Building this program was Lamp’s introduction to this patient population, which has turned into one she finds much satisfaction in treating.

“What surprised me the most about treating people with substance use disorder is how gratifying it is,” Lamp said. “You can make a difference for people that you don’t always see in the practice of medicine. It really transforms people’s lives.”

Heather Edney

Making a mark

Making a difference has been Edney’s goal, too.

Having personal experience with substance use, its culture and its people, she knows what works and what doesn’t when it comes to effectively communicating potentially life-saving information.

“It starts in the lobby,” Edney said, referring to substance use treatment centers. “Are you going to have punitive posters on your walls, or are you going to have educational information?”

Even back in Santa Cruz when she was just starting her life of advocacy, Edney knew how to talk to others like her.

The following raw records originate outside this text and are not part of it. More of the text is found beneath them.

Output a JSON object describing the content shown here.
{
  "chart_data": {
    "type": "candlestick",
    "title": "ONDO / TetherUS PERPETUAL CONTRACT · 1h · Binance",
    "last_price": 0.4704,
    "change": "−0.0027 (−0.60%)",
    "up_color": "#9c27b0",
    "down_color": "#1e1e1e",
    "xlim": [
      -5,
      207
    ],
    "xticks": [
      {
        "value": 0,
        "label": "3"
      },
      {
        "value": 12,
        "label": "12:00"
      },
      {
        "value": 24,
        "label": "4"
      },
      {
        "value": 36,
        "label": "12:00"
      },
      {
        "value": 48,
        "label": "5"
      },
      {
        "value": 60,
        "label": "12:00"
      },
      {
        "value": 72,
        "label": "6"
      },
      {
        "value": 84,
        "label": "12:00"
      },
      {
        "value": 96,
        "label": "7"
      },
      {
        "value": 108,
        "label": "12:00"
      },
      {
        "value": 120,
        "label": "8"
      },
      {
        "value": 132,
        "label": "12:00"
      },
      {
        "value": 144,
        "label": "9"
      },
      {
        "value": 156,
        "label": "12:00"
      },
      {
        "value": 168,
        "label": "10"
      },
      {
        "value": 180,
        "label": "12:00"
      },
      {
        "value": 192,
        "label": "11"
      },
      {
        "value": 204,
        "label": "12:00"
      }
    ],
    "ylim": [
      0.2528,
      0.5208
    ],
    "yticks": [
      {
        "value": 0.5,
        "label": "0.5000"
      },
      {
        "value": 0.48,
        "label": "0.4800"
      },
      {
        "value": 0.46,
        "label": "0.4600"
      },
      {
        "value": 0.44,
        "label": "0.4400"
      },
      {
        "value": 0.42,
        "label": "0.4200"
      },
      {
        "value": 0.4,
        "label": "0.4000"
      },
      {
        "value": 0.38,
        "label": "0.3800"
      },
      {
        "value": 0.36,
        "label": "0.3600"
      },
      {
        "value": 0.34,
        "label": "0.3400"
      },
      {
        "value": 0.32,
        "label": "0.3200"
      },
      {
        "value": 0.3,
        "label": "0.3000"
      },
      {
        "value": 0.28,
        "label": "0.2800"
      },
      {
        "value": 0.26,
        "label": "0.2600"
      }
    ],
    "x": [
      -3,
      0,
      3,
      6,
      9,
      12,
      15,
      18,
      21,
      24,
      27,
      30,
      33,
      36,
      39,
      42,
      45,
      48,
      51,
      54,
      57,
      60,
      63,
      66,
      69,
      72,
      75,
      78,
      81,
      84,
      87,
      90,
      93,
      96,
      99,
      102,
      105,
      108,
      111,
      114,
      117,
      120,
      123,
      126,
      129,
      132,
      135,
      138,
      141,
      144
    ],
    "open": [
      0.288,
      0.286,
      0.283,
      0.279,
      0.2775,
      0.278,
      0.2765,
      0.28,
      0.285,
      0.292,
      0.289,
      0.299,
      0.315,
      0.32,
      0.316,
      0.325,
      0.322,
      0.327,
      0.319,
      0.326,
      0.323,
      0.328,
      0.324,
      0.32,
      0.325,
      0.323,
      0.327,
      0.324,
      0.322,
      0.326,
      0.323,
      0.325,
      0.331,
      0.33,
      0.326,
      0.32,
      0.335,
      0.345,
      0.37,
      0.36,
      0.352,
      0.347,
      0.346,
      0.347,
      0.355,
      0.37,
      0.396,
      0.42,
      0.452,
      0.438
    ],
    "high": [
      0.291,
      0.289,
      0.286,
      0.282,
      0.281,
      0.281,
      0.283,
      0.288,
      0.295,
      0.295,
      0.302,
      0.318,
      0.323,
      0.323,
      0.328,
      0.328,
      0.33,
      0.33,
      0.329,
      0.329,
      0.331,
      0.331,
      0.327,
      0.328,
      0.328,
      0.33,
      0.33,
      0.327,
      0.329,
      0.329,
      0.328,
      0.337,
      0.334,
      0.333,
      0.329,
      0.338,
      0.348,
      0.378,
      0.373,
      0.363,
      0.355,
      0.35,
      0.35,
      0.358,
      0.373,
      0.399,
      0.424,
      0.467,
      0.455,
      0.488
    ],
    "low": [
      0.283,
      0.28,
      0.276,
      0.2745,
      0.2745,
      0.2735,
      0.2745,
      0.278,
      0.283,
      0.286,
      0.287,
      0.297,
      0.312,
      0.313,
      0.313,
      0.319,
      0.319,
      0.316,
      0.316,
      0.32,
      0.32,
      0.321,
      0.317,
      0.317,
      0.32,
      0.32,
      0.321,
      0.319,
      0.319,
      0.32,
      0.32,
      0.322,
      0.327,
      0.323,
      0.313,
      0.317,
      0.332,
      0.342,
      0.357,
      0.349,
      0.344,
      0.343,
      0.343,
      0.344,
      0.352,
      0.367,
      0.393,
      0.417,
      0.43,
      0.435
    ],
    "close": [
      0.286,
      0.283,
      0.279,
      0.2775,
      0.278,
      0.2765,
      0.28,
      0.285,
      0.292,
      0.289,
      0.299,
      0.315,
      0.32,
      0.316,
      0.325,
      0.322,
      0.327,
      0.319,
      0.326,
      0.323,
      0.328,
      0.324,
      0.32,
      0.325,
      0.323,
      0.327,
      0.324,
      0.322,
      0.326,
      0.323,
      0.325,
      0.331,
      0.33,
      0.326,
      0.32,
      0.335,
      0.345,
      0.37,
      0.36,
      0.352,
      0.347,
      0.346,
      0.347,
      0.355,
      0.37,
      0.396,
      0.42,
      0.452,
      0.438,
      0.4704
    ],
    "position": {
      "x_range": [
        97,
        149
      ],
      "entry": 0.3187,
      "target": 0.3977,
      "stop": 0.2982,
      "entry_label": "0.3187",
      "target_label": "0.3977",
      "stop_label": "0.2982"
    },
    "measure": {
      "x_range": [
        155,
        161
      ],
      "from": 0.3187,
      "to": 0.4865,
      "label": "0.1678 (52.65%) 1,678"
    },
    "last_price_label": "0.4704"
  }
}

A group of individuals from the Santa Cruz Needle Exchange created the zine junkphood, a self-published magazine targeted toward young substance users filled with stories from their peers and information on how to stay safe while using. While drawing the ire of law enforcement, junkphood caught the attention of mainstream media, including CNN, and academics who wanted to include it in their curricula on ethnography and social media campaigns.

Today Edney, now sober, is director of communications and development for Homeless Health Care Los Angeles. Because of her expertise and lived experience, Edney was selected in 2013 to serve on the Substance Abuse and Mental Health Services Administration’s Opioid Overdose Prevention Working Group, which led to the first federal informational resource promoting overdose prevention. She also served for seven years on the board of directors for Common Ground, which became part of Venice Family Clinic in 2013. Common Ground offers a full range of services to prevent the spread of HIV, including syringe services and naloxone distribution, as well as education, counseling and treatment for people living with HIV.

“You do not have to be ashamed to be a drug user,” she said.